Uncertainty around future monetary policy in the US is growing. Though most analysts expect a rate hike at the upcoming Fed meeting, some traders are taking profits on the USD long positions since they suggest such a decision has already been priced into the markets.

At the same time, the Japanese currency is being supported by favorable macroeconomic statistics. On Tuesday, the JPY strengthened amid the publication of GDP data for the third quarter. The indicator grew by 1.0%, notably above the forecast of 0.1%. Furthermore, on Wednesday, the currency gained support from Core Machinery Orders statistics for October.

Support and resistance

Bollinger Bands indicator on the daily chart is turning down. The price range is widening, but the price remains out of its borders. MACD keeps its strong downward trend. Stochastic is approaching the border of the oversold zone.

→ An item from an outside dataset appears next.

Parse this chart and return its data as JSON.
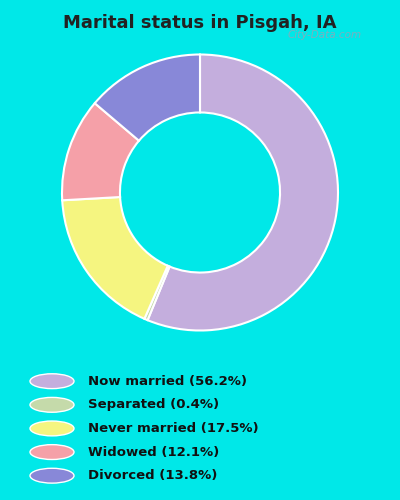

It is recommended to wait for clearer trading signals.

Support levels: 121.00 (near 9 December low), 120.56, 120.34, 120.00 (strong psychological level near 28 October low), 119.62, 119.39.

Resistance levels: 121.48, 122.00, 122.22 (used to be the lower border of a flat channel), 122.60, 122.93, 123.25, 122.66 (2 December high).

Trading tips

Long positions can be opened if the price turns up and overcomes the level of 122.00 with targets at 122.65, 123.00 and stop-loss at 121.70. Validity – 2-4 days.

Short positions can be opened after the breakdown of the level of 121.30 with the target at 120.00 and stop-loss at 121.60. Validity – 2-3 days.